Trump doit rassembler
Trump serait avisé de gouverner avec fermeté, mais pas de façon obtuse.
Qu’il tienne ses promesses et affronte ses ennemis, mais qu’il comprenne aussi que nombre de ceux qui s’opposent à lui aujourd’hui pourrait être ses alliés demain.
Les plus grands présidents américains – Jefferson, Lincoln, Franklin Roosevelt, Reagan – en étaient conscients.
Ils ont tous fait d’un parti minoritaire une force qui a dominé la politique américaine des décennies durant après leur départ.
Trump et son futur vice-président, J. D. Vance, ont la possibilité d’ouvrir la voie à un cinquième grand réalignement, qui se fondera sur le nouvel ascendant républicain dans les urnes pour en faire une nouvelle majorité américaine.
Le renouveau du rêve américain.
La restauration de la puissance américaine.

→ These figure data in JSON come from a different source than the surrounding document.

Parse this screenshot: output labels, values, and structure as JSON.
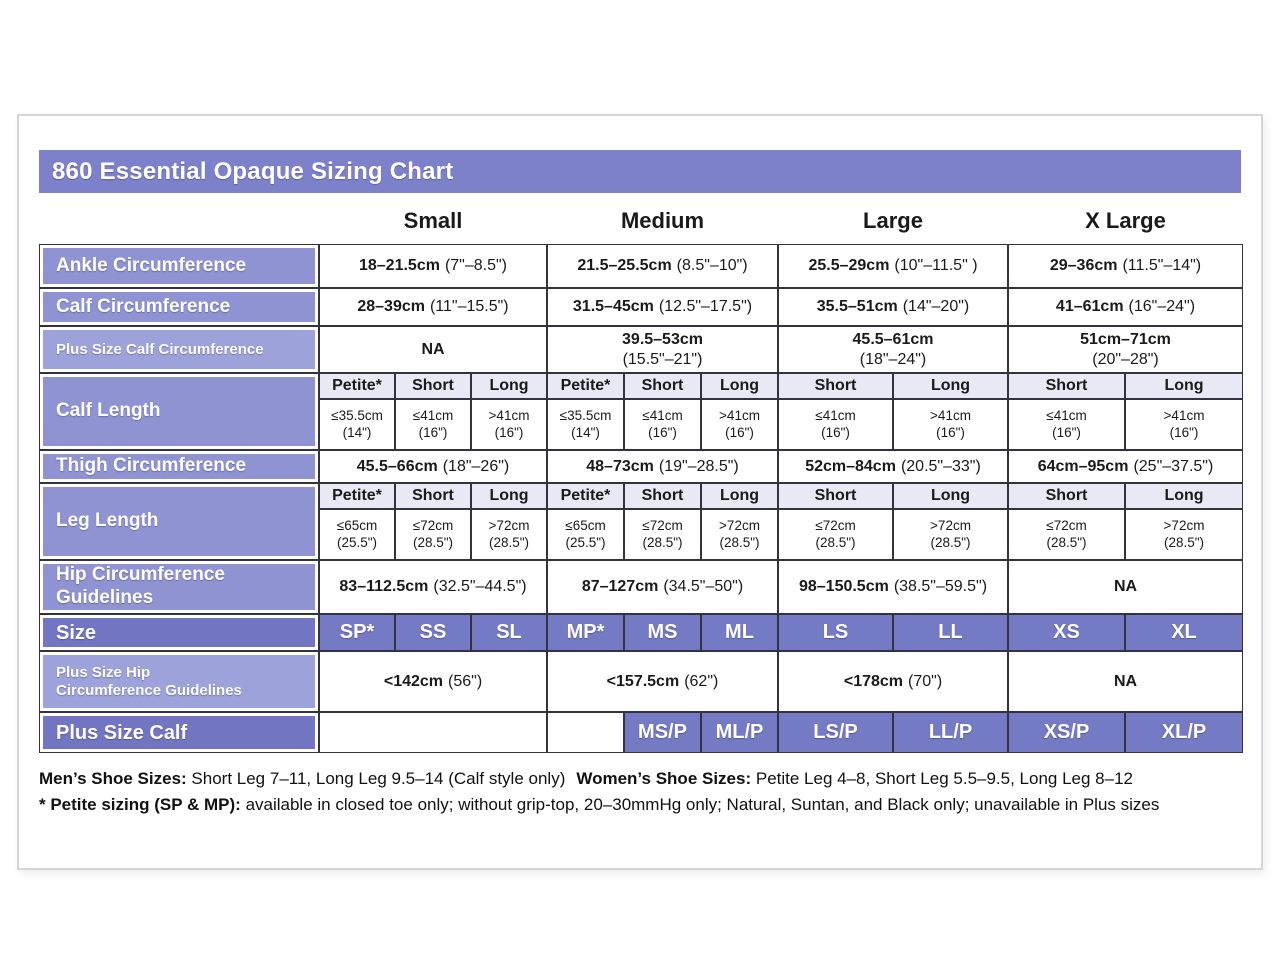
{
  "title": "860 Essential Opaque Sizing Chart",
  "column_headers": [
    "Small",
    "Medium",
    "Large",
    "X Large"
  ],
  "colors": {
    "title_bar": "#7d81c9",
    "row_label_standard": "#8f93d1",
    "row_label_light": "#9ea2da",
    "row_label_dark": "#7276c2",
    "size_cell": "#757ac4",
    "subheader_bg": "#e8e9f4",
    "grid_border": "#33333f",
    "card_border": "#d8d5d5"
  },
  "rows": {
    "ankle": {
      "label": "Ankle Circumference",
      "small": {
        "cm": "18–21.5cm",
        "in": "(7\"–8.5\")"
      },
      "medium": {
        "cm": "21.5–25.5cm",
        "in": "(8.5\"–10\")"
      },
      "large": {
        "cm": "25.5–29cm",
        "in": "(10\"–11.5\" )"
      },
      "xlarge": {
        "cm": "29–36cm",
        "in": "(11.5\"–14\")"
      }
    },
    "calf": {
      "label": "Calf Circumference",
      "small": {
        "cm": "28–39cm",
        "in": "(11\"–15.5\")"
      },
      "medium": {
        "cm": "31.5–45cm",
        "in": "(12.5\"–17.5\")"
      },
      "large": {
        "cm": "35.5–51cm",
        "in": "(14\"–20\")"
      },
      "xlarge": {
        "cm": "41–61cm",
        "in": "(16\"–24\")"
      }
    },
    "plus_calf_circ": {
      "label": "Plus Size Calf Circumference",
      "small": {
        "cm": "NA",
        "in": ""
      },
      "medium": {
        "cm": "39.5–53cm",
        "in": "(15.5\"–21\")"
      },
      "large": {
        "cm": "45.5–61cm",
        "in": "(18\"–24\")"
      },
      "xlarge": {
        "cm": "51cm–71cm",
        "in": "(20\"–28\")"
      }
    },
    "calf_length": {
      "label": "Calf Length",
      "subheads": [
        "Petite*",
        "Short",
        "Long",
        "Petite*",
        "Short",
        "Long",
        "Short",
        "Long",
        "Short",
        "Long"
      ],
      "values": [
        {
          "cm": "≤35.5cm",
          "in": "(14\")"
        },
        {
          "cm": "≤41cm",
          "in": "(16\")"
        },
        {
          "cm": ">41cm",
          "in": "(16\")"
        },
        {
          "cm": "≤35.5cm",
          "in": "(14\")"
        },
        {
          "cm": "≤41cm",
          "in": "(16\")"
        },
        {
          "cm": ">41cm",
          "in": "(16\")"
        },
        {
          "cm": "≤41cm",
          "in": "(16\")"
        },
        {
          "cm": ">41cm",
          "in": "(16\")"
        },
        {
          "cm": "≤41cm",
          "in": "(16\")"
        },
        {
          "cm": ">41cm",
          "in": "(16\")"
        }
      ]
    },
    "thigh": {
      "label": "Thigh Circumference",
      "small": {
        "cm": "45.5–66cm",
        "in": "(18\"–26\")"
      },
      "medium": {
        "cm": "48–73cm",
        "in": "(19\"–28.5\")"
      },
      "large": {
        "cm": "52cm–84cm",
        "in": "(20.5\"–33\")"
      },
      "xlarge": {
        "cm": "64cm–95cm",
        "in": "(25\"–37.5\")"
      }
    },
    "leg_length": {
      "label": "Leg Length",
      "subheads": [
        "Petite*",
        "Short",
        "Long",
        "Petite*",
        "Short",
        "Long",
        "Short",
        "Long",
        "Short",
        "Long"
      ],
      "values": [
        {
          "cm": "≤65cm",
          "in": "(25.5\")"
        },
        {
          "cm": "≤72cm",
          "in": "(28.5\")"
        },
        {
          "cm": ">72cm",
          "in": "(28.5\")"
        },
        {
          "cm": "≤65cm",
          "in": "(25.5\")"
        },
        {
          "cm": "≤72cm",
          "in": "(28.5\")"
        },
        {
          "cm": ">72cm",
          "in": "(28.5\")"
        },
        {
          "cm": "≤72cm",
          "in": "(28.5\")"
        },
        {
          "cm": ">72cm",
          "in": "(28.5\")"
        },
        {
          "cm": "≤72cm",
          "in": "(28.5\")"
        },
        {
          "cm": ">72cm",
          "in": "(28.5\")"
        }
      ]
    },
    "hip": {
      "label": "Hip Circumference\nGuidelines",
      "small": {
        "cm": "83–112.5cm",
        "in": "(32.5\"–44.5\")"
      },
      "medium": {
        "cm": "87–127cm",
        "in": "(34.5\"–50\")"
      },
      "large": {
        "cm": "98–150.5cm",
        "in": "(38.5\"–59.5\")"
      },
      "xlarge": {
        "cm": "NA",
        "in": ""
      }
    },
    "size": {
      "label": "Size",
      "values": [
        "SP*",
        "SS",
        "SL",
        "MP*",
        "MS",
        "ML",
        "LS",
        "LL",
        "XS",
        "XL"
      ]
    },
    "plus_hip": {
      "label": "Plus Size Hip\nCircumference Guidelines",
      "small": {
        "cm": "<142cm",
        "in": "(56\")"
      },
      "medium": {
        "cm": "<157.5cm",
        "in": "(62\")"
      },
      "large": {
        "cm": "<178cm",
        "in": "(70\")"
      },
      "xlarge": {
        "cm": "NA",
        "in": ""
      }
    },
    "plus_calf": {
      "label": "Plus Size Calf",
      "values": [
        "MS/P",
        "ML/P",
        "LS/P",
        "LL/P",
        "XS/P",
        "XL/P"
      ]
    }
  },
  "footer": {
    "line1": {
      "label1": "Men’s Shoe Sizes:",
      "text1": "Short Leg 7–11, Long Leg 9.5–14 (Calf style only)",
      "label2": "Women’s Shoe Sizes:",
      "text2": "Petite Leg 4–8,  Short Leg 5.5–9.5, Long Leg 8–12"
    },
    "line2": {
      "label1": "* Petite sizing (SP & MP):",
      "text1": "available in closed toe only; without grip-top, 20–30mmHg only; Natural, Suntan, and Black only; unavailable in Plus sizes"
    }
  }
}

La réparation de notre fracture nationale.
Foi en l’Amérique
Tout cela est désormais possible parce que le peuple américain a gardé sa foi en l’Amérique et rejeté le chant des sirènes de l’aristocratie à pedigree de Wall Street, des tours d’ivoire, d’Hollywood et des médias traditionnels.
Liberté.
Responsabilité.
Égalité.
Possibilité.
Qu’il est merveilleux de vivre en cet instant dans le pays le plus formidable du monde.